Victor Davis Hanson, as always, takes the long view in criticizing the Occupy Wall Street protests.   Ultimately, he argues, their beef is a manifestation of anxiety about maintaining the West's affluence and their own lifestyles.    But, he notes, there are inexorable historical trends that they haven't taken into account:


None of these protesters discuss the effects of 2 billion Chinese, Indian, Korean, and Japanese workers’ entering and mastering the globalized capitalist system, and making things more cheaply and sometimes better than their Western counterparts.

None of these protesters ever stop to ponder the costs — and ultimately the effect on their own lifestyles — of skyrocketing energy costs. Since 1970 there has been a historic, multitrillion-dollar transfer of capital from the West to the Middle East, South America, Africa, and Russia through the importation of high-cost oil and gas.

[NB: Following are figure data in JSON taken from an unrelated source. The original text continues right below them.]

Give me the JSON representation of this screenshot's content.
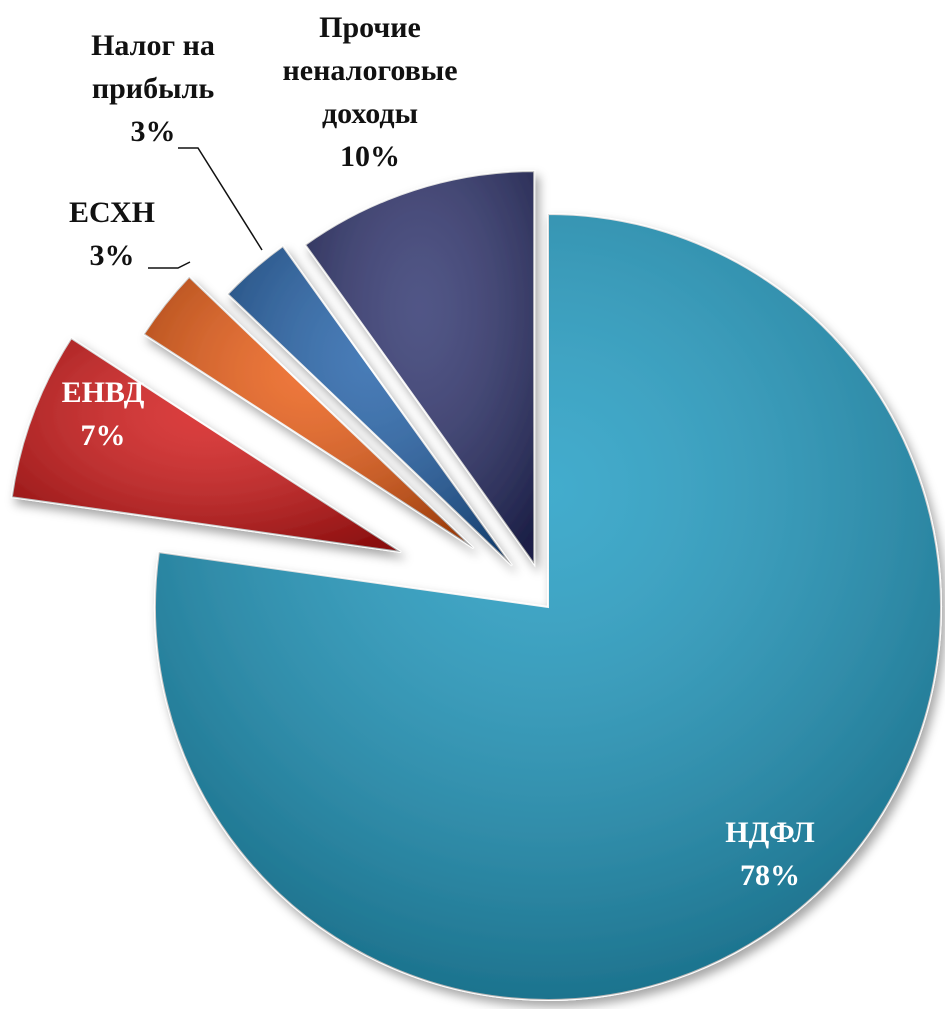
{
  "chart_data": {
    "type": "pie",
    "categories": [
      "НДФЛ",
      "ЕНВД",
      "ЕСХН",
      "Налог на прибыль",
      "Прочие неналоговые доходы"
    ],
    "values": [
      78,
      7,
      3,
      3,
      10
    ],
    "value_labels": [
      "78%",
      "7%",
      "3%",
      "3%",
      "10%"
    ],
    "colors": [
      "#1a9ac2",
      "#d41414",
      "#ec5a10",
      "#1f5fa8",
      "#2b306c"
    ]
  }
}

None seem to grasp the significance of the fact that, meanwhile, hundreds of millions of Westerners were living longer and better, retiring earlier, and demanding ever more expensive government pensions and health care.

Something had to give.

And now it has.

I don't think I quite buy that the protests are symptoms of economic anxiety.   I think the protests are closer to being a pure sign of decadence -- bored young people with little in their lives to interest them (no children, no real work, no adult involvements in their communities or churches) adopt protesting as something fun and exciting to do, something they can tell themselves is somehow important.   They're not really risking anything; they don't expect any serious consequences; it's just a lark in the end.  But Hanson has identified clearly what has brought the larger civilization to this point, teetering on the edge of a long, discontented stagnation and potential decline.  

In other words, the OWS protests are a sideshow; the Eurozone and American debt debacles are high-wire act where finance ministers are working without a net in a death-defying act.  Death-defying, that is, at least until now.